Heard savage creatures nigh; and far-off moan

Of tempests on the wind.

Auroral joy

Flushes the brow of childhood, warms his cheek

To rosier redness at the name of Love;

And earlier thoughts awake in darkness strive;

As unfledged nestlings move their sightless heads

At sound, toward a fair world to them unknown.

Young Hope scales azure mountain heights to gaze,

In Love's first golden and delicious dream.

He sees the earth a maze of tempting paths,

For blissful sauntering mid the crowded flowers

And music of the rills. No ambushed wrongs,

Or thwarting storms there baffle and surprise;

But lingering, man treads long an odorous way;

And at the close, with Love clasped hand in hand,

Sets in proud glory: thence to rise anon

With Love beyond the stars and rest in heaven.

Man, nerved by Love, can steadily endure

Clash of opposing interests; perplexed web

Of crosses that distracting clog advance:

In thickest storm of contest waxes stronger

At momentary thought of home, of her,

His gracious wife, and bright-faced joys.

To him

The wrinkled patriarch, who sits and suns

His shrunken form beneath the boughs he climbed

A lissom boy, whence comes that brooding smile,

Whose secret lifts his cheeks, and overflows

His sight with tender dew?

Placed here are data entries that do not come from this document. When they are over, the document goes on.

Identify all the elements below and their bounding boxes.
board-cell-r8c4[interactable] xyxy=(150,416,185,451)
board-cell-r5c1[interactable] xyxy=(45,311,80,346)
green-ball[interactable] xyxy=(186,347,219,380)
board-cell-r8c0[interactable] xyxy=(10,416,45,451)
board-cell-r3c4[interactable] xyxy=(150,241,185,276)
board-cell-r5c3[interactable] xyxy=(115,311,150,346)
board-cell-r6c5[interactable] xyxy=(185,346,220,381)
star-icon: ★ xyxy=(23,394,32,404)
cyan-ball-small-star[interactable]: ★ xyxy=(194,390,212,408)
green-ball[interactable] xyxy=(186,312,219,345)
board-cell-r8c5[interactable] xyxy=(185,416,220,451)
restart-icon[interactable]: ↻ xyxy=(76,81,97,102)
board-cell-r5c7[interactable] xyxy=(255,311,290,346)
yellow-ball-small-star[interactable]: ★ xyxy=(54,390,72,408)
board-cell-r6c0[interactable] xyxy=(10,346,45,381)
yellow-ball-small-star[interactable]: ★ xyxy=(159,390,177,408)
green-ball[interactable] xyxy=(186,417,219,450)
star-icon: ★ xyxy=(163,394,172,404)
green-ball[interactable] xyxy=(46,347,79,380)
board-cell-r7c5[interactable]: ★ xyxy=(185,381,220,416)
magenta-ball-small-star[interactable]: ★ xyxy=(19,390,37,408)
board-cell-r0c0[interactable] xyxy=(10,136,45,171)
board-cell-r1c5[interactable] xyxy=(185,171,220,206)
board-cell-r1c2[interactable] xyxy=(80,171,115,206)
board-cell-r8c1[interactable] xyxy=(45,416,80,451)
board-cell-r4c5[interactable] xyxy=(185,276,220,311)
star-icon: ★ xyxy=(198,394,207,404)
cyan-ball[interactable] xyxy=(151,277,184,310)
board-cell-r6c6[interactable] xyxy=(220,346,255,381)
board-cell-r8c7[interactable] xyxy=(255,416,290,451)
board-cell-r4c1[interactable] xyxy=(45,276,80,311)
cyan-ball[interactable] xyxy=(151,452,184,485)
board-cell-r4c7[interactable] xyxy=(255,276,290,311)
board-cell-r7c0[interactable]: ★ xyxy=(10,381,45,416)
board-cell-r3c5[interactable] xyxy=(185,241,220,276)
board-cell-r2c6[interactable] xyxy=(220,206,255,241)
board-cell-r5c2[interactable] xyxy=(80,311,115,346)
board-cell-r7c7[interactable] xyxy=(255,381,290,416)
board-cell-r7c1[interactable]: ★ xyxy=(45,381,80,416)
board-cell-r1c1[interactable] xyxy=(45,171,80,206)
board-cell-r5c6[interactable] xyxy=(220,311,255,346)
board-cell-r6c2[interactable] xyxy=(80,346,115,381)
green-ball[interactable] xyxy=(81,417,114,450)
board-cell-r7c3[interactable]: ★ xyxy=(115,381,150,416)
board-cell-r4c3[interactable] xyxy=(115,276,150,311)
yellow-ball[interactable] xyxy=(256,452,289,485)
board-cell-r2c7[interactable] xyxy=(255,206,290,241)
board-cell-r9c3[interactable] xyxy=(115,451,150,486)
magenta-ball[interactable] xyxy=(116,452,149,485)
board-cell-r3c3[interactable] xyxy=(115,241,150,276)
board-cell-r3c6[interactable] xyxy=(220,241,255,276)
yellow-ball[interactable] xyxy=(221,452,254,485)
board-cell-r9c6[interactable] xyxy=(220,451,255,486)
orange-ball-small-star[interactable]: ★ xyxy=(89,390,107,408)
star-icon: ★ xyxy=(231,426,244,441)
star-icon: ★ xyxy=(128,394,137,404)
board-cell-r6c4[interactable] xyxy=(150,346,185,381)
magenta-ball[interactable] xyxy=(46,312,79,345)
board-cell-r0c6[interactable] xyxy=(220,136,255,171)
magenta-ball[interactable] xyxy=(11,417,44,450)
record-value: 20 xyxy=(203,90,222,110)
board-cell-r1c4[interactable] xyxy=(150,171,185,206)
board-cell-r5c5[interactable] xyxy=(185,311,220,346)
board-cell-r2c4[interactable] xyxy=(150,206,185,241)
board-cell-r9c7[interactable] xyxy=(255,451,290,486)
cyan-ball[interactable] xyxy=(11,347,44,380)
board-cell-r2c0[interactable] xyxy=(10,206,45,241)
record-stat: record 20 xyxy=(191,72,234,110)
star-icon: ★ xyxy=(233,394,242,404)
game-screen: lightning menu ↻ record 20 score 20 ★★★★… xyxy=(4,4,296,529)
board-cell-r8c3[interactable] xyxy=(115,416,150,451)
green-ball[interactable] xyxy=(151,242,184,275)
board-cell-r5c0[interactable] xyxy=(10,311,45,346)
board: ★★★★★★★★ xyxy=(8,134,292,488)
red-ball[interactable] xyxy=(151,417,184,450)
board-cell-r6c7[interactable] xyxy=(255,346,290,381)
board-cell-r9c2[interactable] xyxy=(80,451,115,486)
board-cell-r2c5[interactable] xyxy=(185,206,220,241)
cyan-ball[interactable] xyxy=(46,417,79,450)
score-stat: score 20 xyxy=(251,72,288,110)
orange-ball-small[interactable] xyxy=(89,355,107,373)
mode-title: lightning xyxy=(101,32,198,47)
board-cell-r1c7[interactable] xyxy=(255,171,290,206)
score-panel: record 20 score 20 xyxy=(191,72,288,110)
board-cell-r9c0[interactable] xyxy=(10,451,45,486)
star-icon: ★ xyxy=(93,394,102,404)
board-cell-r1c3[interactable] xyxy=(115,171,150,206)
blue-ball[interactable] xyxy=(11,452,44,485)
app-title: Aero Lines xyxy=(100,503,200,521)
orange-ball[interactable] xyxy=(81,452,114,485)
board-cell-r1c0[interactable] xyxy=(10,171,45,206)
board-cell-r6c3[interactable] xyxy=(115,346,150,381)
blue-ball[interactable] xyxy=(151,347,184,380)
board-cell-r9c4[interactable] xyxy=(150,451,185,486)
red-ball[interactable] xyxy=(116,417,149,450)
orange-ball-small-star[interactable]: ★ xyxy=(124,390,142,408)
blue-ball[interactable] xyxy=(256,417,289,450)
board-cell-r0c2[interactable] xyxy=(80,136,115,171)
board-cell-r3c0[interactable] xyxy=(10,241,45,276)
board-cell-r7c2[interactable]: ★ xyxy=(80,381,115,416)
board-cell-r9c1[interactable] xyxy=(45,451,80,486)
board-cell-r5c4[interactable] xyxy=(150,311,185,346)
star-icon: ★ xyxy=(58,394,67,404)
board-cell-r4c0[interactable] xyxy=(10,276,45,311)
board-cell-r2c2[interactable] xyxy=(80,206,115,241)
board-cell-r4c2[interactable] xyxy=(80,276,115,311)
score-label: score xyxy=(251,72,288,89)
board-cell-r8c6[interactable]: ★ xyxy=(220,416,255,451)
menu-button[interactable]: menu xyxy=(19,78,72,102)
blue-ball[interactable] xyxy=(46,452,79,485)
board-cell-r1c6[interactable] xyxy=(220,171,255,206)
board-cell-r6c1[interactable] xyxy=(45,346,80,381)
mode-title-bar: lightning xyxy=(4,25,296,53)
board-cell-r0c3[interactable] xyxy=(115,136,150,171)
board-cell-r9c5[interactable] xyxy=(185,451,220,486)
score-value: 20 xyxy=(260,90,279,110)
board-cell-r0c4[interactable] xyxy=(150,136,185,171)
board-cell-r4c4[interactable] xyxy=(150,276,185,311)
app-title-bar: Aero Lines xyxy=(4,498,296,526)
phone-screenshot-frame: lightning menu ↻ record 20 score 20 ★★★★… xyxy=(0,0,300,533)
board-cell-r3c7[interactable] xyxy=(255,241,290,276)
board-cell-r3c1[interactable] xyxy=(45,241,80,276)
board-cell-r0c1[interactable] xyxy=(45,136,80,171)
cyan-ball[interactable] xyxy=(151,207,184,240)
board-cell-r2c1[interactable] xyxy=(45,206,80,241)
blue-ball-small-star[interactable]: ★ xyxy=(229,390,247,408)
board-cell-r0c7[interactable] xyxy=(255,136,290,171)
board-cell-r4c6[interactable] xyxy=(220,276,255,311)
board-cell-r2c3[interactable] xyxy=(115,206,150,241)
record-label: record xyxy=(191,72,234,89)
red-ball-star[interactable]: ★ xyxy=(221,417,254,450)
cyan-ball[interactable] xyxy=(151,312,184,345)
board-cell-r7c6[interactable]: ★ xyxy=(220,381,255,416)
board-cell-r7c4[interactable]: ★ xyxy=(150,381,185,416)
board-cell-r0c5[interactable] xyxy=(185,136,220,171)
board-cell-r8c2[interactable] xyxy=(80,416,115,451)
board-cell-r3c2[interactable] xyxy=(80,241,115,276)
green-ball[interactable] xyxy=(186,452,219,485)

What through his frame

Melts languor sweeter than approaching sleep

To one made weary by a hard day's toil?

It is the memory of primal love,

Whose visionary splendour steeped his life

In hues of heaven; and which grown open day,

Revealing perilous falls, his steps confined

Within the pathways to the noblest end.

Now following this dimmed glory, tired, his soul

Haunts ever the mysterious gates of Death;

And waits in patient reverence till his doom

Unfolding them fulfils immortal Love.

As from some height, on a wild day of cloud,

A wanderer, chilled and worn, perchance beholds

Move toward him through the landscape soaked in gloom

A golden beam of light; creating lakes,

And verdant pasture, farms, and villages;

And touching spires atop to flickering flame;

Disclosing herds of sober feeding kine;

And brightening on its way the woods to song;

As he, that wanderer, brightens when the shaft

Suddenly falls on him. A moment warmed,

He scarcely feels its loveliness before

The light departing leaves his saddened soul

More cold than ere it came.

Thus love once shone

And blessed my life: so vanished into gloom.